Masillon y Bourdaloue, fueron en Francia dos oradores muy célebres el uno por sus formas y estilo exclusivamente artísticos, el otro por su unción y santo celo. Grande era la concurrencia que acudía a escuchar al uno y al otro, pero hay una circunstancia muy digna de notarse. En los sermones del P. Massillon se robaban relojes, en los del P. Bourdaloue se restituían.

No se ha perdido en Granada la memoria del P. Barcia abad del Sacro-Monte, orador sagrado, a quien dieron celebridad los que iban al sermón como a un espectáculo. En uno de esos días en que iba a predicar se encontró a un leñador a quien preguntó. –Buen hombre, ¿cree V. que esas nubes serán de agua?– A que replicó el leñador, que no conocía al Sr. Barcia. –No Sr., esas nubes son como los sermones del P. Barcia, mucho ruido y pocas nueces.

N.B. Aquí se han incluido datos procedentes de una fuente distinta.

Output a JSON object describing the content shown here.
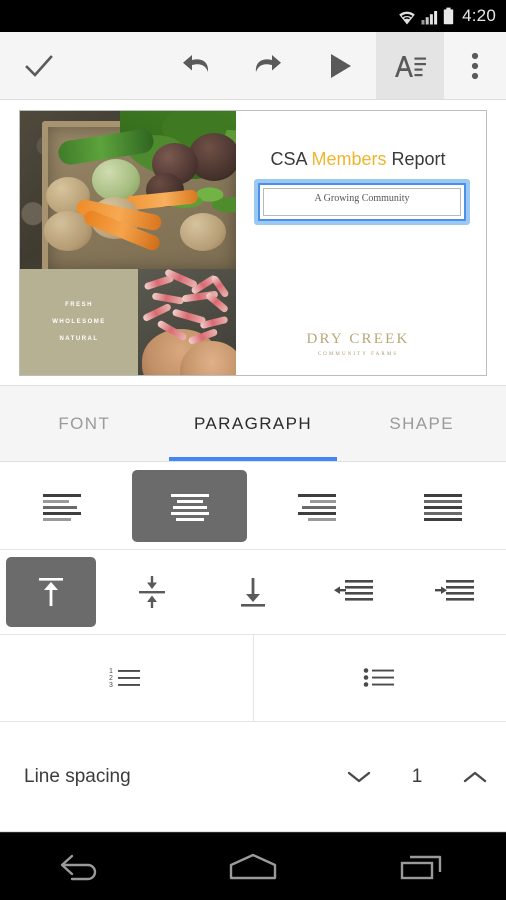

El P. Barcia se sintió herido como por un rayo, y dirigiéndose al templo empezó su sermón diciendo con voz conmovida. Credo in unum Deum. Concluida esta protestación de fe, abandonó el sermón que había estudiado e improvisó uno interesante y nuevo en el fondo y en las formas. Desde entonces el P. Barcia fue modelo de oradores sagrados produciendo sus sermones frutos admirables.

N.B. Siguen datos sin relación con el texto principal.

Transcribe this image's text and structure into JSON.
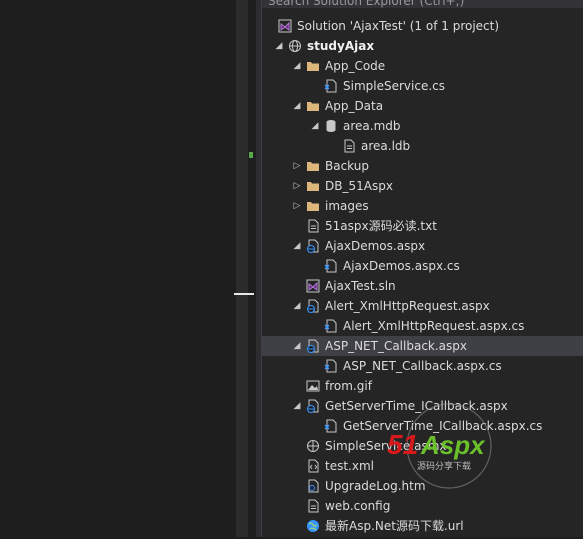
{
  "search": {
    "placeholder": "Search Solution Explorer (Ctrl+;)"
  },
  "tree": [
    {
      "label": "Solution 'AjaxTest' (1 of 1 project)",
      "icon": "solution-icon",
      "depth": 0,
      "chev": ""
    },
    {
      "label": "studyAjax",
      "icon": "web-project-icon",
      "depth": 0,
      "chev": "expanded",
      "bold": true
    },
    {
      "label": "App_Code",
      "icon": "folder-icon",
      "depth": 1,
      "chev": "expanded"
    },
    {
      "label": "SimpleService.cs",
      "icon": "cs-file-icon",
      "depth": 2,
      "chev": ""
    },
    {
      "label": "App_Data",
      "icon": "folder-icon",
      "depth": 1,
      "chev": "expanded"
    },
    {
      "label": "area.mdb",
      "icon": "database-icon",
      "depth": 2,
      "chev": "expanded"
    },
    {
      "label": "area.ldb",
      "icon": "file-icon",
      "depth": 3,
      "chev": ""
    },
    {
      "label": "Backup",
      "icon": "folder-icon",
      "depth": 1,
      "chev": "collapsed"
    },
    {
      "label": "DB_51Aspx",
      "icon": "folder-icon",
      "depth": 1,
      "chev": "collapsed"
    },
    {
      "label": "images",
      "icon": "folder-icon",
      "depth": 1,
      "chev": "collapsed"
    },
    {
      "label": "51aspx源码必读.txt",
      "icon": "text-file-icon",
      "depth": 1,
      "chev": ""
    },
    {
      "label": "AjaxDemos.aspx",
      "icon": "aspx-page-icon",
      "depth": 1,
      "chev": "expanded"
    },
    {
      "label": "AjaxDemos.aspx.cs",
      "icon": "cs-file-icon",
      "depth": 2,
      "chev": ""
    },
    {
      "label": "AjaxTest.sln",
      "icon": "solution-icon",
      "depth": 1,
      "chev": ""
    },
    {
      "label": "Alert_XmlHttpRequest.aspx",
      "icon": "aspx-page-icon",
      "depth": 1,
      "chev": "expanded"
    },
    {
      "label": "Alert_XmlHttpRequest.aspx.cs",
      "icon": "cs-file-icon",
      "depth": 2,
      "chev": ""
    },
    {
      "label": "ASP_NET_Callback.aspx",
      "icon": "aspx-page-icon",
      "depth": 1,
      "chev": "expanded",
      "selected": true
    },
    {
      "label": "ASP_NET_Callback.aspx.cs",
      "icon": "cs-file-icon",
      "depth": 2,
      "chev": ""
    },
    {
      "label": "from.gif",
      "icon": "image-file-icon",
      "depth": 1,
      "chev": ""
    },
    {
      "label": "GetServerTime_ICallback.aspx",
      "icon": "aspx-page-icon",
      "depth": 1,
      "chev": "expanded"
    },
    {
      "label": "GetServerTime_ICallback.aspx.cs",
      "icon": "cs-file-icon",
      "depth": 2,
      "chev": ""
    },
    {
      "label": "SimpleService.asmx",
      "icon": "web-service-icon",
      "depth": 1,
      "chev": ""
    },
    {
      "label": "test.xml",
      "icon": "xml-file-icon",
      "depth": 1,
      "chev": ""
    },
    {
      "label": "UpgradeLog.htm",
      "icon": "html-file-icon",
      "depth": 1,
      "chev": ""
    },
    {
      "label": "web.config",
      "icon": "config-file-icon",
      "depth": 1,
      "chev": ""
    },
    {
      "label": "最新Asp.Net源码下载.url",
      "icon": "url-globe-icon",
      "depth": 1,
      "chev": ""
    }
  ],
  "watermark": {
    "brand": "51Aspx",
    "tagline": "源码分享下载"
  },
  "colors": {
    "folder": "#dcb67a",
    "accent": "#68217a",
    "selection": "#3f3f46",
    "watermark_red": "#d7191c",
    "watermark_green": "#6abf2a"
  }
}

Predicaba no hace muchos años en una de las primeras poblaciones de España cierto sacerdote cuyo celo, unción y sencillez eran un verdadero antítesis de los predicadores románticos. El cura de la parroquia formó un concepto poco favorable al merito del orador y se retiró. El día siguiente estando el mismo párroco en su confesonario, se acercó a él un hombre conocido por su instrucción, manifestándole quería hacer confesión general. Las señales exteriores de arrepentimiento que daba interesaron vivamente al cura y habiéndole preguntado: ¿qué le había movido, contestó: un sermón que oí ayer en esta misma parroquia. El sermón que el Párroco creyó falto de mérito produjo una conversión importante. ¡Quiera Dios, que estos ejemplos sirvan de algo para restituir a las glorias católicas del púlpito los triunfos verdaderos que Dios otorga siempre a los que anuncian su palabra con sencillez evangélica!

Protestamos ante Dios y los hombres que al escribir estas líneas nos proponemos únicamente la mayor honra y gloria de Dios en la más santa predicación de su divina palabra.